Tiga politisi perempuan yang gagal memenangkan kursi dalam pemilihan parlemen Rusia yang menurut para kritikus dirusak oleh penipuan, meluncurkan sebuah proyek yang bertujuan untuk mempersiapkan generasi anggota parlemen perempuan berikutnya.
Mantan kandidat independen Duma Negara Marina Litvinovich dan Alyona Popova serta mantan wakil Duma Negara Oksana Pushkina mengatakan mereka ingin menggunakan pengalaman mereka untuk membantu perempuan terpilih ke posisi kekuasaan.

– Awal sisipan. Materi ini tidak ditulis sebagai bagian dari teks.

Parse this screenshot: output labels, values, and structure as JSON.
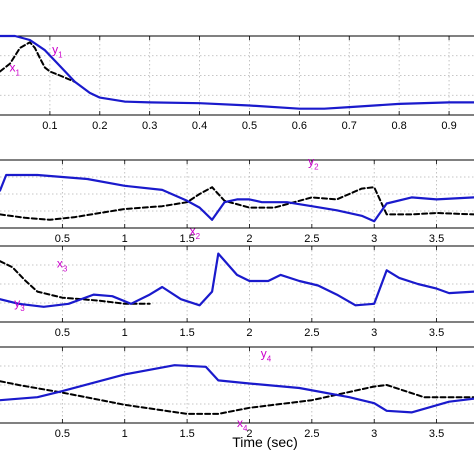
{
  "figure": {
    "xlabel": "Time (sec)"
  },
  "colors": {
    "solid": "#1a1acc",
    "dashed": "#000000",
    "label": "#cc00cc",
    "grid": "#b4b4b4"
  },
  "chart_data": [
    {
      "type": "line",
      "xlim": [
        0,
        0.95
      ],
      "xticks": [
        0.1,
        0.2,
        0.3,
        0.4,
        0.5,
        0.6,
        0.7,
        0.8,
        0.9
      ],
      "xtick_labels": [
        "0.1",
        "0.2",
        "0.3",
        "0.4",
        "0.5",
        "0.6",
        "0.7",
        "0.8",
        "0.9"
      ],
      "ylim": [
        0,
        1
      ],
      "grid": true,
      "series": [
        {
          "name": "y1",
          "style": "solid",
          "x": [
            0,
            0.03,
            0.06,
            0.09,
            0.12,
            0.15,
            0.18,
            0.2,
            0.25,
            0.3,
            0.4,
            0.5,
            0.6,
            0.65,
            0.7,
            0.8,
            0.9,
            0.95
          ],
          "y": [
            1.0,
            1.0,
            0.95,
            0.82,
            0.62,
            0.42,
            0.28,
            0.22,
            0.17,
            0.16,
            0.15,
            0.12,
            0.08,
            0.08,
            0.1,
            0.14,
            0.16,
            0.16
          ]
        },
        {
          "name": "x1",
          "style": "dashed",
          "x": [
            0,
            0.02,
            0.04,
            0.06,
            0.07,
            0.08,
            0.09,
            0.1,
            0.12,
            0.15
          ],
          "y": [
            0.55,
            0.65,
            0.85,
            0.92,
            0.85,
            0.72,
            0.6,
            0.55,
            0.5,
            0.42
          ]
        }
      ],
      "labels": [
        {
          "text": "y",
          "sub": "1",
          "x": 0.11,
          "y": 0.78
        },
        {
          "text": "x",
          "sub": "1",
          "x": 0.02,
          "y": 0.55
        }
      ]
    },
    {
      "type": "line",
      "xlim": [
        0,
        3.8
      ],
      "xticks": [
        0.5,
        1,
        1.5,
        2,
        2.5,
        3,
        3.5
      ],
      "xtick_labels": [
        "0.5",
        "1",
        "1.5",
        "2",
        "2.5",
        "3",
        "3.5"
      ],
      "ylim": [
        0,
        1
      ],
      "grid": true,
      "series": [
        {
          "name": "y2",
          "style": "solid",
          "x": [
            0,
            0.05,
            0.3,
            0.7,
            1.0,
            1.3,
            1.5,
            1.6,
            1.7,
            1.8,
            1.9,
            2.0,
            2.1,
            2.3,
            2.5,
            2.7,
            2.9,
            3.0,
            3.1,
            3.3,
            3.5,
            3.8
          ],
          "y": [
            0.55,
            0.78,
            0.78,
            0.72,
            0.62,
            0.56,
            0.4,
            0.3,
            0.12,
            0.38,
            0.42,
            0.42,
            0.38,
            0.38,
            0.32,
            0.26,
            0.18,
            0.1,
            0.36,
            0.45,
            0.42,
            0.45
          ]
        },
        {
          "name": "x2",
          "style": "dashed",
          "x": [
            0,
            0.2,
            0.4,
            0.6,
            0.8,
            1.0,
            1.3,
            1.5,
            1.6,
            1.7,
            1.8,
            2.0,
            2.2,
            2.5,
            2.7,
            2.9,
            3.0,
            3.1,
            3.3,
            3.5,
            3.8
          ],
          "y": [
            0.2,
            0.15,
            0.12,
            0.16,
            0.22,
            0.28,
            0.32,
            0.38,
            0.5,
            0.6,
            0.4,
            0.3,
            0.3,
            0.45,
            0.42,
            0.58,
            0.6,
            0.2,
            0.2,
            0.22,
            0.2
          ]
        }
      ],
      "labels": [
        {
          "text": "y",
          "sub": "2",
          "x": 0.65,
          "y": 0.92
        },
        {
          "text": "x",
          "sub": "2",
          "x": 0.4,
          "y": -0.1
        }
      ]
    },
    {
      "type": "line",
      "xlim": [
        0,
        3.8
      ],
      "xticks": [
        0.5,
        1,
        1.5,
        2,
        2.5,
        3,
        3.5
      ],
      "xtick_labels": [
        "0.5",
        "1",
        "1.5",
        "2",
        "2.5",
        "3",
        "3.5"
      ],
      "ylim": [
        0,
        1
      ],
      "grid": true,
      "series": [
        {
          "name": "y3",
          "style": "solid",
          "x": [
            0,
            0.15,
            0.35,
            0.55,
            0.75,
            0.9,
            1.05,
            1.2,
            1.3,
            1.45,
            1.6,
            1.7,
            1.75,
            1.9,
            2.0,
            2.15,
            2.25,
            2.4,
            2.55,
            2.7,
            2.85,
            3.0,
            3.1,
            3.2,
            3.35,
            3.5,
            3.6,
            3.8
          ],
          "y": [
            0.3,
            0.24,
            0.2,
            0.24,
            0.36,
            0.34,
            0.24,
            0.36,
            0.46,
            0.3,
            0.22,
            0.4,
            0.9,
            0.62,
            0.54,
            0.54,
            0.62,
            0.54,
            0.48,
            0.36,
            0.22,
            0.24,
            0.68,
            0.58,
            0.5,
            0.44,
            0.38,
            0.4
          ]
        },
        {
          "name": "x3",
          "style": "dashed",
          "x": [
            0,
            0.1,
            0.2,
            0.3,
            0.5,
            0.8,
            1.0,
            1.2
          ],
          "y": [
            0.8,
            0.72,
            0.55,
            0.4,
            0.32,
            0.28,
            0.24,
            0.24
          ]
        }
      ],
      "labels": [
        {
          "text": "x",
          "sub": "3",
          "x": 0.12,
          "y": 0.72
        },
        {
          "text": "y",
          "sub": "3",
          "x": 0.03,
          "y": 0.2
        }
      ]
    },
    {
      "type": "line",
      "xlim": [
        0,
        3.8
      ],
      "xticks": [
        0.5,
        1,
        1.5,
        2,
        2.5,
        3,
        3.5
      ],
      "xtick_labels": [
        "0.5",
        "1",
        "1.5",
        "2",
        "2.5",
        "3",
        "3.5"
      ],
      "ylim": [
        0,
        1
      ],
      "grid": true,
      "series": [
        {
          "name": "y4",
          "style": "solid",
          "x": [
            0,
            0.3,
            0.5,
            1.0,
            1.4,
            1.65,
            1.75,
            2.0,
            2.4,
            2.8,
            3.0,
            3.1,
            3.3,
            3.6,
            3.8
          ],
          "y": [
            0.3,
            0.34,
            0.42,
            0.64,
            0.76,
            0.74,
            0.56,
            0.52,
            0.46,
            0.34,
            0.26,
            0.16,
            0.14,
            0.28,
            0.32
          ]
        },
        {
          "name": "x4",
          "style": "dashed",
          "x": [
            0,
            0.15,
            0.5,
            1.0,
            1.5,
            1.75,
            2.0,
            2.5,
            3.0,
            3.1,
            3.4,
            3.8
          ],
          "y": [
            0.55,
            0.5,
            0.4,
            0.24,
            0.12,
            0.12,
            0.2,
            0.3,
            0.48,
            0.5,
            0.34,
            0.34
          ]
        }
      ],
      "labels": [
        {
          "text": "y",
          "sub": "4",
          "x": 0.55,
          "y": 0.86
        },
        {
          "text": "x",
          "sub": "4",
          "x": 0.5,
          "y": -0.05
        }
      ]
    }
  ]
}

“Kami ingin membangun pusat sumber daya bagi kandidat masa depan yang akan membantu perempuan secara finansial, psikologis, dan menawarkan bantuan dalam bidang humas dan penjangkauan,” kata Litvinovich kepada The Moscow Times.
Popova, seorang aktivis yang berjanji untuk mengesahkan undang-undang yang melarang kekerasan dalam rumah tangga dan mewakili isu-isu perempuan di Duma Negara, mengatakan kelompok tersebut telah mengidentifikasi kandidat yang menjanjikan di Moskow dan wilayah sekitarnya.
“Selama kampanye saya, kami menguji hipotesis bahwa agenda kesetaraan gender dan non-kekerasan bisa berhasil,” ujarnya dalam pesan melalui media sosial.
Pushkina mengatakan bahwa salah satu tujuan proyek ini adalah untuk melihat perempuan memegang setengah dari seluruh posisi pemerintahan di Rusia. Dia mengatakan platform tersebut hanya akan mendukung perempuan dan laki-laki yang memiliki agenda feminis yang progresif.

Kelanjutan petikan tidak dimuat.